♦Tripwire’s Contributing Writer Tim Hayes takes a look at Ro-Busters The Complete Nuts and Bolts Volume Two by Pat Mills, Dave Gibbons, Kevin O’Neill, Mick McMahon, Steve Moore, Steve Dillon and Bryan Talbot
Ro-Busters The Complete Nuts and Bolts Volume Two
Writer: Pat Mills
Artists: Dave Gibbons, Kevin O’Neill, Mick McMahon, Steve Moore, Steve Dillon and Bryan Talbot
Clanking out of the mists of time and back into print again comes more of the world of Ro-Busters, Pat Mills’s robotic mix of Thunderbirds, the Muppets and Mechagodzilla, with bits of Carry On England in there for good measure. Never exactly lost stories, the Ro-Busters tales and related add-ons collected here from the strip’s period in early 2000 ADs may not be unknown territory, but the frenetic pace of Mills’s storytelling when he thinly camouflages a social cause with fantasy – which is always – and the clarity of Dave Gibbons’s artwork still haven’t dated, even if some of the gags might have curled a bit at the edges.
The book includes another go-round for The Terra-Meks, that fondly remembered parable in which callous urban redevelopment plans hatched by the legendarily unscrupulous Howard Quartz – ten percent human, just about – are countered by Charlie, the immense but kind-hearted robotic ship’s pilot who’s destined for the scrap heap. Gibbons makes the most of every opportunity for giant robots to dwarf civilian life while punching each other, and the atmosphere of real-world urban upheaval from 1979 floods over the whole thing – or it would, if the topic had ever gone out of style since.

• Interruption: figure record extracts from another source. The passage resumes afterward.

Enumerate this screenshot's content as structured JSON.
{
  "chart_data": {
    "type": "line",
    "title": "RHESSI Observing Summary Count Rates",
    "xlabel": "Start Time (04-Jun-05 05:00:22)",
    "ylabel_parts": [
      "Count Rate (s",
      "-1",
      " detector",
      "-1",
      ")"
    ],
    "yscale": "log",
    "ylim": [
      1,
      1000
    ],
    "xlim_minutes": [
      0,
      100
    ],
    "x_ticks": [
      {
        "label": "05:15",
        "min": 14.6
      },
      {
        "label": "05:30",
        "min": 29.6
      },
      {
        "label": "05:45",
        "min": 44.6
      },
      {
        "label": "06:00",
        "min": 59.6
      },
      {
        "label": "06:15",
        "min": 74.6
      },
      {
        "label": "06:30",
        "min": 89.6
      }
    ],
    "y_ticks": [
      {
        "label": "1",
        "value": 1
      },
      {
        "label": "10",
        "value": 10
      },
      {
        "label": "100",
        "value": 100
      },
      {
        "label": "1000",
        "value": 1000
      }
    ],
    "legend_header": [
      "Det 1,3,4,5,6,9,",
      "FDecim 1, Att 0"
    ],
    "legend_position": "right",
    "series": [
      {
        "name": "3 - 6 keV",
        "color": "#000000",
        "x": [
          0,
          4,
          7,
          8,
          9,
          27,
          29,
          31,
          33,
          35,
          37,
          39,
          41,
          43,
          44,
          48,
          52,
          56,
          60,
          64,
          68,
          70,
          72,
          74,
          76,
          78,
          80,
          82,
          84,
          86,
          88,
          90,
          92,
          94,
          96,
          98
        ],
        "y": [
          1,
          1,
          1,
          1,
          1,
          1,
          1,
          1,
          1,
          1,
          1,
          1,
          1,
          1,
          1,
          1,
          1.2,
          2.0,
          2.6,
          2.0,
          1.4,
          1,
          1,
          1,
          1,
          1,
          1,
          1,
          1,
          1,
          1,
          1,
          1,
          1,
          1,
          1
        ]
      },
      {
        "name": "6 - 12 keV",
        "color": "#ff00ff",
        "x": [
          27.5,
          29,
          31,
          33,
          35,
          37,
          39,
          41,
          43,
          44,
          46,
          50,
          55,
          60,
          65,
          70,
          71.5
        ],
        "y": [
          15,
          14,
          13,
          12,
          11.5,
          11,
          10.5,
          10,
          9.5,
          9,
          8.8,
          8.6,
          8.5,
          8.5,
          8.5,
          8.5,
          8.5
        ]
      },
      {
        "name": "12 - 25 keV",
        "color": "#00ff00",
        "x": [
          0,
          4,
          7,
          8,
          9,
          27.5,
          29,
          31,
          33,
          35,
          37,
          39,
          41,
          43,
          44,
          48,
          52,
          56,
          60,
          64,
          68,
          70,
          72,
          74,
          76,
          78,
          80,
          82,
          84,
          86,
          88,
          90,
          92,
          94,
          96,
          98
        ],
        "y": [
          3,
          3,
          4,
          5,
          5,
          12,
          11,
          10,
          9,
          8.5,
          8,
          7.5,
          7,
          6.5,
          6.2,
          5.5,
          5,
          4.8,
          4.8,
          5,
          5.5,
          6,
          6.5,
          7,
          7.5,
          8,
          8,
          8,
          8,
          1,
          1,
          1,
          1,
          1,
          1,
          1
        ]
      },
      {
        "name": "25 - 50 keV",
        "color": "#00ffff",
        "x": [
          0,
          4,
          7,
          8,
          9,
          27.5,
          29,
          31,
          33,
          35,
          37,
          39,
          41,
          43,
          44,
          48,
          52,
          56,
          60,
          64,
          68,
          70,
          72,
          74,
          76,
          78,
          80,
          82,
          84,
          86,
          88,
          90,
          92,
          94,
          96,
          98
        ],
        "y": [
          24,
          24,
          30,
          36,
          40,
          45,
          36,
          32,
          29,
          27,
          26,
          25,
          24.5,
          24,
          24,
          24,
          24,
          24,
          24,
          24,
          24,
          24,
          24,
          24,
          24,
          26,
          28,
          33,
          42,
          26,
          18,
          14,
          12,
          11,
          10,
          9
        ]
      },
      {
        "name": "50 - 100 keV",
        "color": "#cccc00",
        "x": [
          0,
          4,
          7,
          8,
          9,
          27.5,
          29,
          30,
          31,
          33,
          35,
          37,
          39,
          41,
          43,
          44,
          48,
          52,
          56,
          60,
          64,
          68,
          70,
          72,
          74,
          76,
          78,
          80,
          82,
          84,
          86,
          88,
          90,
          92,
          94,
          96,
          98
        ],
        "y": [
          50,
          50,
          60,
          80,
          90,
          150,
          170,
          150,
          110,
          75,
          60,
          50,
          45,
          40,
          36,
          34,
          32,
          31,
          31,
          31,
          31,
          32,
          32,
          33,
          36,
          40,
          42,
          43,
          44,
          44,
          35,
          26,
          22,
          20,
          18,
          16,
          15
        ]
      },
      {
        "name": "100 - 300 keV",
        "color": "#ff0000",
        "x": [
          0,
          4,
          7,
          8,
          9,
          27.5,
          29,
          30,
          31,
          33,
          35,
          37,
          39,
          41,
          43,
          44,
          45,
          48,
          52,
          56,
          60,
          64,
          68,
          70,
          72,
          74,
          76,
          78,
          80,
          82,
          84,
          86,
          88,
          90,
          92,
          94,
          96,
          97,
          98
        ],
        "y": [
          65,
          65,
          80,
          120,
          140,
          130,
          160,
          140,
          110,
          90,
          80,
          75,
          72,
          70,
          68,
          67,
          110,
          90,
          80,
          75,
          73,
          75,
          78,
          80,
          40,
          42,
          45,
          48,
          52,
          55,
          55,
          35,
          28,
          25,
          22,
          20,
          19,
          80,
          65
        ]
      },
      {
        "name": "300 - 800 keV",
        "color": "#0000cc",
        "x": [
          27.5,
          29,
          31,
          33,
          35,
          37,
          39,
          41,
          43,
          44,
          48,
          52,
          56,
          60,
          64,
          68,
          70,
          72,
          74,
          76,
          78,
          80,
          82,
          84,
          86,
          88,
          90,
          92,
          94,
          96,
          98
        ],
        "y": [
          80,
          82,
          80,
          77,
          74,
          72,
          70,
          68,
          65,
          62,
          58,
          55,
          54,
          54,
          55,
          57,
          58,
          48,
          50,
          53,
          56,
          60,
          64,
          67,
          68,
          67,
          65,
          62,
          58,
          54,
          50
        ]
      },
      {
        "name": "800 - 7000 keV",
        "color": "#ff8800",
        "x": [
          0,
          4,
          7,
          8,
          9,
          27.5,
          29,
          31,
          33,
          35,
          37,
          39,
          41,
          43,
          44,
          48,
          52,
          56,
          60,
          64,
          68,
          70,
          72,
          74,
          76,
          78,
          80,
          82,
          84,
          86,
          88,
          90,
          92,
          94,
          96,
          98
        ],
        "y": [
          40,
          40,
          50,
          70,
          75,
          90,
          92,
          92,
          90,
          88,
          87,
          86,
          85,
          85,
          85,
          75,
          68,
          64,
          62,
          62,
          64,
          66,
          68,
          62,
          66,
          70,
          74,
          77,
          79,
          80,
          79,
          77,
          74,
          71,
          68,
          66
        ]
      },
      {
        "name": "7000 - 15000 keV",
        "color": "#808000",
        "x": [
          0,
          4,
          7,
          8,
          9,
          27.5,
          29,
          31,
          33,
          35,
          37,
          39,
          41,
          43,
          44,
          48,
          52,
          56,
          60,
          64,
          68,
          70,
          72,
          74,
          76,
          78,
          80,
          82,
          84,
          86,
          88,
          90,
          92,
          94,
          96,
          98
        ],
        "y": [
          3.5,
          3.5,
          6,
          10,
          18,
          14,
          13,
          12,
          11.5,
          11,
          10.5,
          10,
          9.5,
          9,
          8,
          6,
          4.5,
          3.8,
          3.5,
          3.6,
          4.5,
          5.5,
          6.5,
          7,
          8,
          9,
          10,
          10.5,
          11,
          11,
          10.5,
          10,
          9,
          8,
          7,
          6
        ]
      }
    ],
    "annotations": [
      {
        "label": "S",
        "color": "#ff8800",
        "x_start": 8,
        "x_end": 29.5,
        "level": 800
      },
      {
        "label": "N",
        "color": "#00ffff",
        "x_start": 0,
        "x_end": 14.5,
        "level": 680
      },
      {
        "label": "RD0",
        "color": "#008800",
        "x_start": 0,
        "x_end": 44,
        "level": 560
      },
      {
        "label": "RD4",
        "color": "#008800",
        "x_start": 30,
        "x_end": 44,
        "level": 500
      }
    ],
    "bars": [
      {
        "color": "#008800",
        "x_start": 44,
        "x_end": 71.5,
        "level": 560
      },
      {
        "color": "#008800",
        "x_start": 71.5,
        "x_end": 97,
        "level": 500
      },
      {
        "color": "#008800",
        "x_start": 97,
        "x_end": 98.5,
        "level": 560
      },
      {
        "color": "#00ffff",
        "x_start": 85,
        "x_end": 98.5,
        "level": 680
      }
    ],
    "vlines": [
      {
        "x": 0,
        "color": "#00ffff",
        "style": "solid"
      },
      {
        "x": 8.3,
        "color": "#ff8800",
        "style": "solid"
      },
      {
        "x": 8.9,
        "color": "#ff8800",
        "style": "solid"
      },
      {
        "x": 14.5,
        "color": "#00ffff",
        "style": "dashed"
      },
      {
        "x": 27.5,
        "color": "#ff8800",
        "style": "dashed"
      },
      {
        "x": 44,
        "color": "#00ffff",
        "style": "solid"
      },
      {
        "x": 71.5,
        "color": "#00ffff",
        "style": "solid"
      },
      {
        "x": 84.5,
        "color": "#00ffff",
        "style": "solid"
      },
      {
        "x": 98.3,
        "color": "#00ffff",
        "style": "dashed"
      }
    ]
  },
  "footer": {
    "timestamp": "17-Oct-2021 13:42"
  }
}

Also here is The Fall And Rise Of Ro-Jaws and Hammerstein, a sprawling saga in which the two most memorable of the robot crew are victims of Quartz’s corporate downsizing and end up on a quest for a planet where put-upon and exploited robots can be free; some hope. Kev O’Neill and others give the mechanoid cast bags of personality – silent robo-surgeon Dr Feeley Good is a splendidly unsettling creation – and Mills covers so much social and semi-political ground that he may have felt he had little left to say about the ‘Busters after it was finished.
So others take over, for a set of short Ro-Busters stories and tenuously connected Future Shock-y tales of unsafe robotics in general, with input from Bryan Talbot, Steve Dillon and several other talents. Alan Moore and Joe Eckers put the boot into Thunderbirds in Storm Eagles Are Go, setting Ro-Busters against some slick corporate competitors whose international rescuing comes complete with branded bath towels, and whose British agents are Lady Prunella and Jobsworth. Precision literary pastiche in the mighty Moore manner – so some distance from Mills’s agitprop agenda.